The Kemp manifesto - Jack F. Kemp - On the Right - Editorial

National Review, July 15, 1996 by William F. Buckley, Jr.

The movements of Jack Kemp are always worth watching. For many years he was dismissed as a football jock who had stumbled onto Adam Smith and remained starstruck. But after a few terms in the House of Representatives he won grudging admiration, in part because of his comprehensive grasp of the economic scene, in part because of his rhetorical fluency. Ronald Reagan aside, it has been for many years Jack Kemp who has had the ability to ignite enthusiasm in those whom he addresses.

Kemp's political judgment, however, has never been very good. It is generally agreed by specialists that he could have defeated Governor Cuomo the second time around in 1986 and that if he had done so he'd have been perfectly placed to bid for the presidential nomination in 1988. He gave up his congressional seat to contend for the presidential nomination and, for reasons unknown and unknowable, left his legal residence in New York in favor of Maryland, where he lived while serving as Secretary of Housing and Urban Development for President Bush.
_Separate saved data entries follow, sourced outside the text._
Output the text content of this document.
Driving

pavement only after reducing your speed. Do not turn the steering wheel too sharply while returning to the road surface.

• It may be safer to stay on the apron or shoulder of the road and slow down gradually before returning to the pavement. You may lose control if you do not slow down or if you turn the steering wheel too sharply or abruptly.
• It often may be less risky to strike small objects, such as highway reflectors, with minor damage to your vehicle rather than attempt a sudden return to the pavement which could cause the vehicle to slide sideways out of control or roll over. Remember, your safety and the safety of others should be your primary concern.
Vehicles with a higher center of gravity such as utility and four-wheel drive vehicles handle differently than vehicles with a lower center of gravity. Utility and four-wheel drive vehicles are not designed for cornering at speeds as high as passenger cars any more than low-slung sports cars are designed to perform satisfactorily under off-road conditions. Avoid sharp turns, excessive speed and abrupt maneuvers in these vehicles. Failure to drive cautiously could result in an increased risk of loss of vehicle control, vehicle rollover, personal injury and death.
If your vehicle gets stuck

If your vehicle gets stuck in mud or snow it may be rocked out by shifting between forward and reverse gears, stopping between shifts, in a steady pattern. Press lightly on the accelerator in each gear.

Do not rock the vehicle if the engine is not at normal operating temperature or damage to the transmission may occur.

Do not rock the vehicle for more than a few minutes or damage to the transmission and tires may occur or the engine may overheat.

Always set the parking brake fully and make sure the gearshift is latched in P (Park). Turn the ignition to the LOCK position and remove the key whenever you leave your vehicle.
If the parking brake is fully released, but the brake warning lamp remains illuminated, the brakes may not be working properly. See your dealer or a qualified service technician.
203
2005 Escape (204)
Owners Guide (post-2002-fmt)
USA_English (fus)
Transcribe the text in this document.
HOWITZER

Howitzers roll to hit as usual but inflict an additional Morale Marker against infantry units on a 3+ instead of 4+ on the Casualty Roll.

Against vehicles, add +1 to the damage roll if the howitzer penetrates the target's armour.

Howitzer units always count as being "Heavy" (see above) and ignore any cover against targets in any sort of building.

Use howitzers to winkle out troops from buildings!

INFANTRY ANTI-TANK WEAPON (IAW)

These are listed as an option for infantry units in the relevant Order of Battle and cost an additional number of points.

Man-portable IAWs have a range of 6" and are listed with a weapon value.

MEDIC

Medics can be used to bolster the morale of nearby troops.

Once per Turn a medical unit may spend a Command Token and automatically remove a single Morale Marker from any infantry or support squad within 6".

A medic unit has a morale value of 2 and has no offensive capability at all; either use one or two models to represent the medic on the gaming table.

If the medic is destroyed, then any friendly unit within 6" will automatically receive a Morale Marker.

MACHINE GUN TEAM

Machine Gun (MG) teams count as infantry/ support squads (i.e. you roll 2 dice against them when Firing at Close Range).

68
If he had stayed in New York he'd have been nominated for governor, would have defeated Mr. Cuomo, and would almost certainly be the candidate for President at the moment.

But his political prescriptions have always been sound, and this week he published in the Wall Street Journal a manifesto of sorts. In it he made an unusual proposal.

But first, the launch. Mr. Kemp argues that the country is wearing itself out with the partisanship that is built into existing economic policies. This is likely to go on with the rough division we have got used to. The Democrats are associated with welfare, the Republicans with tax reform. They argue but without a common vocabulary, says Mr. Kemp. If what is desired is to provide for the underclass, the most painless way to do this is to encourage growth in the economy. That growth can't happen under our suffocating tax structure.

Mr. Kemp asks for a truce on the welfare front. Leave it alone. In return he asks for a solid, architectural reform in our tax policies.

What is especially original in his concrete proposals is his assumption that the President of the United States is empowered himself to take two drastic courses of action.

The first is to instruct the Secretary of the Treasury to index capital gains. The assumption is that indexation is a matter of purely clerical concern, that you should not need a congressional Act to instruct the Secretary of the Treasury to do something as obvious as not to charge for spurious increases in the value of land or stock or other property.

But Mr. Kemp goes further. He would have the new President instruct the Treasury Secretary to "stabilize the dollar value of the nation's gold reserves, say within a $30 band." Such action would "reinstate the dollar/gold link" that was broken in 1971 and that led to the worst inflation in the century.

If we reason backwards, we have a right to assume that if what Nixon did he had the authority to do, then to undo what Nixon did another President would have the authority to do.

Mr. Kemp then says: Look now at what would happen. For every 1 per cent decrease in the interest rate, $50 billion is lopped off the annual burden of the national debt. With capital gains indexed, a flood of realism pours into the marketplace, affecting farms and apartments and portfolios. It is another question how high genuine capital gains should be taxed -- that would be a congressional decision.

And as for the tax code, the new President having used his own authority to take the two measures here outlined, let Congress proceed to work out a new system inspired by the flat-tax principle recommended by the Commission on Economic Growth and Tax Reform that Jack Kemp headed up last year.

Here is a fresh view, filling the lungs with hope and excitement. Mr. Dole is uniquely in a position to act on the Kemp manifesto. He could, just to begin with, endorse the two major proposals for executive action. And, in a spirit of bipartisanship, he could say that he would suspend any call for reducing existing welfare measures, testing whether the fiscal reforms had the effect of diminishing the heavy weight of welfare on the budget. And Mr. Dole could make a second, equally exciting move by announcing that he intended to name Jack Kemp as vice-presidential candidate.